Cold Cracks – Hydrogen Induced Cracks
Hydrogen-induced cracks occur primarily in the grain coarsened region of the H.A.Z.
They are also known as cold, delayed or under-bead / toe cracking.
It lies parallel to the fusion boundary and its path is usually a combination of inter and trans-granular cracking.
The direction of the principal residual tensile stress in toe cracks can cause the crack path to grow progressively away from the fusion boundary.
Eventually, the cracks move towards a region of lower sensitivity to hydrogen cracking.
When this happens, the crack growth rate decreases and eventually arrests.
Four factors are necessary to cause H.A.Z hydrogen cracking:
- Hydrogen level > 15ml / 100g of weld metal deposited
- Stress > 0.5 of the yield stresses
- Temperature < 300°C
- Susceptible micro-structure > 400HV hardness
If any one factor is not satisfied, cracking is prevented, so can be avoided through control of one or more factors:
- Apply preheat to slow down the cooling rate thus avoiding the formation of susceptible micro-structures.
- Maintain a specific inter-pass temperature (same effect as preheat).
- Post-heat on completed of weld to reduce the hydrogen content by allowing hydrogen to diffuse from the weld area.
- Apply PWHT to reduce residual stress and eliminate susceptible micro-structures.
- Reduce weld metal hydrogen by proper selection of welding process / consumable (e.g. use TIG welding instead of MMA, basic covered electrodes instead of cellulose).
- Use a multi-run instead of a single run technique to eliminate susceptible micro-structures by the self-tempering effect,
- Reduce hydrogen content by allowing hydrogen to diffuse from the weld area.
- Utilize a temper bead or hot pass technique (same effect as above).
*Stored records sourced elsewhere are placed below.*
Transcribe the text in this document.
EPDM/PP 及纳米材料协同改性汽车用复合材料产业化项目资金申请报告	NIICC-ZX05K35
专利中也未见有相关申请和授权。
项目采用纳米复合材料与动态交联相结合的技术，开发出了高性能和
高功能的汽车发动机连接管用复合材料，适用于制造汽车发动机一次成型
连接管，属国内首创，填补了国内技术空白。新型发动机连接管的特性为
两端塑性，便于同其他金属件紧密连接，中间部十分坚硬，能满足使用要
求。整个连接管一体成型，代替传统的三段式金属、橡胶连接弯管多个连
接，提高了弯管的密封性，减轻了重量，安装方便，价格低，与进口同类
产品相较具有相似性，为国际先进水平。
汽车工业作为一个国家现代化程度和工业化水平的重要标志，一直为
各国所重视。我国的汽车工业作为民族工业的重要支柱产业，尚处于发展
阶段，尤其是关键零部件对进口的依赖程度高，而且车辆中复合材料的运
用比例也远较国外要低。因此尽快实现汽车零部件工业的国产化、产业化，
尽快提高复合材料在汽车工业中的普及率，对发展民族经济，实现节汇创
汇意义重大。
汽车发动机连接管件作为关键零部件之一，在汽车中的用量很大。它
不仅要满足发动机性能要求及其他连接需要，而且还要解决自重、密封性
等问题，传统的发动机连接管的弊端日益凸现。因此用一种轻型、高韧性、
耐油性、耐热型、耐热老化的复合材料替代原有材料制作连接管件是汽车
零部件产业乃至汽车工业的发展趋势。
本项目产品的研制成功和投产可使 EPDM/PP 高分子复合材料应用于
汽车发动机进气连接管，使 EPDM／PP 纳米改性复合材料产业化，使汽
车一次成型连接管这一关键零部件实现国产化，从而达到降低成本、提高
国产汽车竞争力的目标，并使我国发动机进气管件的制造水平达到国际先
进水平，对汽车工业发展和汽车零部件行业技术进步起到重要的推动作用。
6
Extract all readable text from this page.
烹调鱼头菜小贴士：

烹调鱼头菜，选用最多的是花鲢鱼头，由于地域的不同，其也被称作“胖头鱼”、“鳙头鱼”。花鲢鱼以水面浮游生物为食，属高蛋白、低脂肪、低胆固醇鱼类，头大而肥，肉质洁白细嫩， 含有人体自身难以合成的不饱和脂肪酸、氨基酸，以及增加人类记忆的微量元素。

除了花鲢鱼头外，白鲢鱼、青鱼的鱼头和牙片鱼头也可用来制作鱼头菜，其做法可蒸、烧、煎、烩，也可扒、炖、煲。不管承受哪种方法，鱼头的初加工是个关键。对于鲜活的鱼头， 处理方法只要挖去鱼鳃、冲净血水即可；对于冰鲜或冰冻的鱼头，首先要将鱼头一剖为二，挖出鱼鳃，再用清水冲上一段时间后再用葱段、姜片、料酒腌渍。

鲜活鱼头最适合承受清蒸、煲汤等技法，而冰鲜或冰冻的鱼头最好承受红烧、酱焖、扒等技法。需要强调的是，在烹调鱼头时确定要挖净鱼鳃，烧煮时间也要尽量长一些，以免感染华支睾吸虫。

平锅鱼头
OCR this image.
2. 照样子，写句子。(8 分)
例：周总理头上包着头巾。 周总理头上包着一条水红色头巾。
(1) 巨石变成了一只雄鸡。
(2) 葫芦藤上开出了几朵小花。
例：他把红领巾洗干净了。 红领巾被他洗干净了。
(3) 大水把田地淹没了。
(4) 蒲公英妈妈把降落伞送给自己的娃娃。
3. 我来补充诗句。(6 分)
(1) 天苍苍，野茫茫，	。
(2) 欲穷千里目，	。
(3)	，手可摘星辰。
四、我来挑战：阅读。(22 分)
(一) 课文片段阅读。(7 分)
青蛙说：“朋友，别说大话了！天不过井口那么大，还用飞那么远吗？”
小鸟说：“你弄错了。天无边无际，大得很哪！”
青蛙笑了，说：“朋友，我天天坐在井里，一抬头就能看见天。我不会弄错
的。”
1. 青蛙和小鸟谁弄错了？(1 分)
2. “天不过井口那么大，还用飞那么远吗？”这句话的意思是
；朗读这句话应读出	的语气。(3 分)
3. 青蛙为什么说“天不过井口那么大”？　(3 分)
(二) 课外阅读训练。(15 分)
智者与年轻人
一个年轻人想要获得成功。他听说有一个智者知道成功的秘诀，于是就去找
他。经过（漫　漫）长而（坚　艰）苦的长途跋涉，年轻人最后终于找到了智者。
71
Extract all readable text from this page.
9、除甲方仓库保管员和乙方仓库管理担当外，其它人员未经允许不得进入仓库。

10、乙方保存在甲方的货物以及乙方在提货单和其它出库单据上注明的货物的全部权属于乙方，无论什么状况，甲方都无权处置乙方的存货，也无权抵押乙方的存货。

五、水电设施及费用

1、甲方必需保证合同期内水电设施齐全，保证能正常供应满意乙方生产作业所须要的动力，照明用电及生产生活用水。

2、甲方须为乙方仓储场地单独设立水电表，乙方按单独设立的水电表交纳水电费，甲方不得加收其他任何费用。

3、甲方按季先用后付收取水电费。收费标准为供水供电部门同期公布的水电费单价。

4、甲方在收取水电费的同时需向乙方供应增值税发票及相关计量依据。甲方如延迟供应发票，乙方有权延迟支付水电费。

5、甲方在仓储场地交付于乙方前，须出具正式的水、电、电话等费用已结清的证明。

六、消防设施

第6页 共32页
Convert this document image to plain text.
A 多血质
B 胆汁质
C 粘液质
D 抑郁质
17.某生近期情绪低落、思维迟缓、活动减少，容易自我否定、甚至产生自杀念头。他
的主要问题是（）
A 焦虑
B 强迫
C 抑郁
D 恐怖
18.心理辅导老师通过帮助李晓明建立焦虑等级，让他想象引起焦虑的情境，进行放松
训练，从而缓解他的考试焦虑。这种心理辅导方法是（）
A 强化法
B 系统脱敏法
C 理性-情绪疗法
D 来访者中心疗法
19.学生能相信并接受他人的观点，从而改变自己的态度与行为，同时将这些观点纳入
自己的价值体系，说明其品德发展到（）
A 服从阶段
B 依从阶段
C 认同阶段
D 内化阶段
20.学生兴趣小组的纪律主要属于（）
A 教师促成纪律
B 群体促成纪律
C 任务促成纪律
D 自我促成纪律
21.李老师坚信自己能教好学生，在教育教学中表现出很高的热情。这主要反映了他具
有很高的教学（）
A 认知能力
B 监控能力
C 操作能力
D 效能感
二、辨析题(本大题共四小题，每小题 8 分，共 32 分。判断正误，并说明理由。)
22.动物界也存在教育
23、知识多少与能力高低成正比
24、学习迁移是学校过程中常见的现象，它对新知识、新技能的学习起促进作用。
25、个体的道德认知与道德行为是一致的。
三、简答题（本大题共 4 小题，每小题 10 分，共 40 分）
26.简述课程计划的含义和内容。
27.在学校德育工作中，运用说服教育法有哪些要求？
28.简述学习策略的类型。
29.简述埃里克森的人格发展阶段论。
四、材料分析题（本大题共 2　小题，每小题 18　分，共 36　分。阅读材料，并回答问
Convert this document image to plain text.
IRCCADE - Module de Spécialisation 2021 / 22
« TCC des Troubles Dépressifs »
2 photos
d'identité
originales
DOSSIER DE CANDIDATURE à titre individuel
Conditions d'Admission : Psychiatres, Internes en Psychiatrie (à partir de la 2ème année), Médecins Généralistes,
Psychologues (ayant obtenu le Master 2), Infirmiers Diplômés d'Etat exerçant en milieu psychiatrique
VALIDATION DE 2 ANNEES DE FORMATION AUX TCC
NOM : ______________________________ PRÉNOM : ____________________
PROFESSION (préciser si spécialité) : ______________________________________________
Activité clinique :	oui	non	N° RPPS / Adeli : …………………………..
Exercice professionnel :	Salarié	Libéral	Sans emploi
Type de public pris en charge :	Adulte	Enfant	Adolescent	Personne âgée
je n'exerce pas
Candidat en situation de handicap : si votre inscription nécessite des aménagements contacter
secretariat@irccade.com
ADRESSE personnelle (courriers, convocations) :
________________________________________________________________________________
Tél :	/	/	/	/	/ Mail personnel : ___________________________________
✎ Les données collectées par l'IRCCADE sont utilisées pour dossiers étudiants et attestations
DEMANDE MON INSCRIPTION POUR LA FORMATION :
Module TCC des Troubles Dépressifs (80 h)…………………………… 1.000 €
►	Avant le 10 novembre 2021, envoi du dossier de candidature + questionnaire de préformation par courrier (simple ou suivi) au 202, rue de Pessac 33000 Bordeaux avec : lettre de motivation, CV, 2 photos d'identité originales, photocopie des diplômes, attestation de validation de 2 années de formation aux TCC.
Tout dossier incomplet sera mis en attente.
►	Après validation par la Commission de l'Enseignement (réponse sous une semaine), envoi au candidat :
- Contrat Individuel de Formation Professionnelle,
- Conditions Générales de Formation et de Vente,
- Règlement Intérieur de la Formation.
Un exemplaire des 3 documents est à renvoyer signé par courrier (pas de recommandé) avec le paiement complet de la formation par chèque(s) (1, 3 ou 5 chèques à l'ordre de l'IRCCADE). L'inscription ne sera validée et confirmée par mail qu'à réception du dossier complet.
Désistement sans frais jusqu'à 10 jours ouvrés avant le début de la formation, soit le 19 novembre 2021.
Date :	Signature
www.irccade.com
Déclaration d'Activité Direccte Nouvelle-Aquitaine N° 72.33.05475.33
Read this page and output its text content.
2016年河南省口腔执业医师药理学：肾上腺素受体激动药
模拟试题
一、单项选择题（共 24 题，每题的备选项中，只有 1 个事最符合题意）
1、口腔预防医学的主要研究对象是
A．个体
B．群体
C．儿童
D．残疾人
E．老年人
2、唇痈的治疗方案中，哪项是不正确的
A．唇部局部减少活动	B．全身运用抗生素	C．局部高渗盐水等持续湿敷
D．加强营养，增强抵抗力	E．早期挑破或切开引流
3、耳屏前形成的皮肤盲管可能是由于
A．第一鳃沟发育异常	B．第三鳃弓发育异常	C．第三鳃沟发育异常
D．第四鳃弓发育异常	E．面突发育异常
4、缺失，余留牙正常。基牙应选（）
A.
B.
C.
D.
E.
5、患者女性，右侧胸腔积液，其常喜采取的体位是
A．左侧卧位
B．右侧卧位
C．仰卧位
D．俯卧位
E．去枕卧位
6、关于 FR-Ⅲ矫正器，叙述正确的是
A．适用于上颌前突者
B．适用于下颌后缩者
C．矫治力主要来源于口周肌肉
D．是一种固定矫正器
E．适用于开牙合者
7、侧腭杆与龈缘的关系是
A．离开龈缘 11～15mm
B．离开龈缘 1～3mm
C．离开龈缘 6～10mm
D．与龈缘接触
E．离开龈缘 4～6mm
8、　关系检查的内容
- Use austenitic or nickel filler to avoid susceptible microstructure formation and allow hydrogen to diffuse out of critical areas.
- Apply dry shielding gases to reduce hydrogen content.
- Clean rust from joint to avoid hydrogen contamination from moisture present in the rust.
- Reduce residual stress.
- Blend the weld profile to reduce stress concentration at the toes of the weld.
Lamellar tearing occurs only in rolled steel products (primarily plates) and its main distinguishing feature is that the cracking has a terraced appearance.
Cracking occurs in joints where:
- A thermal contraction strain occurs in the through-thickness direction of the steel plate.
- Non-metallic inclusions are present as very thin platelets, with their principal planes parallel to the plate surface.
Contraction strain imposed on the planar non-metallic inclusions results in progressive decohesion to form the roughly rectangular holes which are the horizontal parts of the cracking, parallel to the plate surface.
With further strain the vertical parts of the cracking are produced, generally by ductile shear cracking. These two stages create the terraced appearance of these cracks.
Two main options are available to control the problem in welded joints liable to lamellar tearing:
- Use a clean steel with guaranteed through-thickness properties (Z grade).
- A combination of joint design, restraint control and welding sequence to minimize the risk of cracking.